Dr. Tahara’s group used FDG-PET to evaluate the extent of vascular inflammation in atherosclerotic plaques in 100 consecutive patients who underwent carotid artery ultrasound screening. Ultrasound detected carotid atherosclerosis in 40% of the patients. FDG-PET demonstrated inflammation in 29% of the plaques. Next, the relationship between vascular inflammation evaluated by FDG-PET and metabolic risk factors was assessed in 216 patients. Multiple stepwise regression analysis showed that vascular inflammation was associated with waist circumference (p<0.001), antihypertensive therapy (p<0.001), carotid thickness (p<0.001), HDL-cholesterol (p<0.01), insulin resistance (p<0.05), and CRP (p<0.05). Age- and gender-adjusted FDG levels were significantly higher as the number of metabolic syndrome risk factors increased (p<0.0001).

Dr.
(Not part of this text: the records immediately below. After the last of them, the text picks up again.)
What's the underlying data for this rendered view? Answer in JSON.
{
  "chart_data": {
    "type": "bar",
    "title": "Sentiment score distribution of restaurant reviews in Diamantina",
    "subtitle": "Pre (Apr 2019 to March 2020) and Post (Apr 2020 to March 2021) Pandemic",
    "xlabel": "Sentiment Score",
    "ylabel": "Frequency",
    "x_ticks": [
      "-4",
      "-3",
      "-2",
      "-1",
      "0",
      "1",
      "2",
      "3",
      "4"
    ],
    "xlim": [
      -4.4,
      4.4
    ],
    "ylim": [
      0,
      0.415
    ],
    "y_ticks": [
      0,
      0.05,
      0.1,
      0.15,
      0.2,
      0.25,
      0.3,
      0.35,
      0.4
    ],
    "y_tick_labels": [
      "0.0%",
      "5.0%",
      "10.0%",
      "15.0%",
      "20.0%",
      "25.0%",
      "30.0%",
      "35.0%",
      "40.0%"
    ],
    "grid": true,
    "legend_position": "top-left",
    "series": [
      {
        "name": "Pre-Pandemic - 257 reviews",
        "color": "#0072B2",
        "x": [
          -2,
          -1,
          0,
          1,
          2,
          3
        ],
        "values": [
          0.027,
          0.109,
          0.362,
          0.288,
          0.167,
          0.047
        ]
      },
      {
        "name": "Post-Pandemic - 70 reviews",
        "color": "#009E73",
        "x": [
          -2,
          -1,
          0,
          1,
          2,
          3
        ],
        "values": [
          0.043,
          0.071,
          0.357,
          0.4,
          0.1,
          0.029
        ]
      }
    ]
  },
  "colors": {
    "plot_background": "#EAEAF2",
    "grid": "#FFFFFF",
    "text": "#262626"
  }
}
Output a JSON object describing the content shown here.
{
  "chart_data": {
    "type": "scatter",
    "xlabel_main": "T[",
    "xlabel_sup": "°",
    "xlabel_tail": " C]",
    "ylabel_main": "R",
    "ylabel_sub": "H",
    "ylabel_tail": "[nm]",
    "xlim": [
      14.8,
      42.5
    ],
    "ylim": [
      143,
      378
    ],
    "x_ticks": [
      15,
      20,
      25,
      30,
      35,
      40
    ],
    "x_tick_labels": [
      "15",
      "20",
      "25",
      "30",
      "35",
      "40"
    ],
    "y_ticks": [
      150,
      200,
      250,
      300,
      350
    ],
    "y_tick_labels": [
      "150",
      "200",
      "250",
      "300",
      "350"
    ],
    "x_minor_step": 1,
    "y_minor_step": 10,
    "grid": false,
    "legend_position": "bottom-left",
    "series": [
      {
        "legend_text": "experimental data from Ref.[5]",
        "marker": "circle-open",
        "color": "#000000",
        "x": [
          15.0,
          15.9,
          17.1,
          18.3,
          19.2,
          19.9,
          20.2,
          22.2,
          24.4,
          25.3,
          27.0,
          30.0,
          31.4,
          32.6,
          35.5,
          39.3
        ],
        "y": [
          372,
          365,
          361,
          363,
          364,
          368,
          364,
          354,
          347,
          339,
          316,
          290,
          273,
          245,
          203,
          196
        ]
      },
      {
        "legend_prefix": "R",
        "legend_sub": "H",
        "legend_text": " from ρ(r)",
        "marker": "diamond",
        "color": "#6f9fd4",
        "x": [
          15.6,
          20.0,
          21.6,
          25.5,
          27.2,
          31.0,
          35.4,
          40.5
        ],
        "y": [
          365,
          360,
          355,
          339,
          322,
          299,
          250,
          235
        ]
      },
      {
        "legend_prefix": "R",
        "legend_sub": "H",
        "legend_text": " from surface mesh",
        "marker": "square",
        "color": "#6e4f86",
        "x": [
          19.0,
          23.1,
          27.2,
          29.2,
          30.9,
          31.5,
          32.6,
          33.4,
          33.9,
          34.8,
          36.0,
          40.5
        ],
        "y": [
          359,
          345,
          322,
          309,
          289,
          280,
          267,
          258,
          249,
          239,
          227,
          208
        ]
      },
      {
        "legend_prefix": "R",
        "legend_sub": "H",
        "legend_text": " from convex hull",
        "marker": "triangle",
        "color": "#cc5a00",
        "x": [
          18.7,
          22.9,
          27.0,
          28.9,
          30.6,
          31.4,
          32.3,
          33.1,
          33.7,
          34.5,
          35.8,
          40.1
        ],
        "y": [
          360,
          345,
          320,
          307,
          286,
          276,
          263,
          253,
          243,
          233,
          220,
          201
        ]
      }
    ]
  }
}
Tahara examined the effects of statins on plaque inflammation in 43 patients randomized to simvastatin or dietary modification (Figure 2). After 3 months, FDG-PET scans showed a significant reduction in plaque inflammation in the statin group (p<0.01) but not in the diet group. The extent of FDG uptake did not correlate with the statin-induced reduction in LDL-cholesterol but did positively correlate with increased HDL-cholesterol levels (p<0.01) (Figure 3).

Figure 4. Pioglitazone study protocol 【Click to enlarge】

Figure 5. Anti-inflammatory effects of pioglitazone on plaque inflammation evaluated by FDG-PET/CT. 【Click to enlarge】

The PROactive study showed that pioglitazone dramatically reduces the incidence of stroke in diabetic patients (p=0.009). Dr. Tahara examined the effects of pioglitazone on plaque inflammation using FDG-PET in 32 patients randomized to glimepiride or pioglitazone (Figure 4). After 4 months of treatment, FDG uptake was reduced in the pioglitazone group (Figure 5). Pioglizatone attenuated inflammation but glimepiride did not (p<0.01). This finding suggests that pioglitazone has anti-inflammatory effects on carotid plaque, which may be a mechanism for the stroke reduction observed with pioglitazone.

A study of coronary artery FDG-PET demonstrated FDG uptake in the left main coronary artery and aortic root, as well as at the site of a coronary stent in a patient who had undergone primary PCI. This study suggests that PET and CT may be useful tools for identifying inflammatory coronary lesions.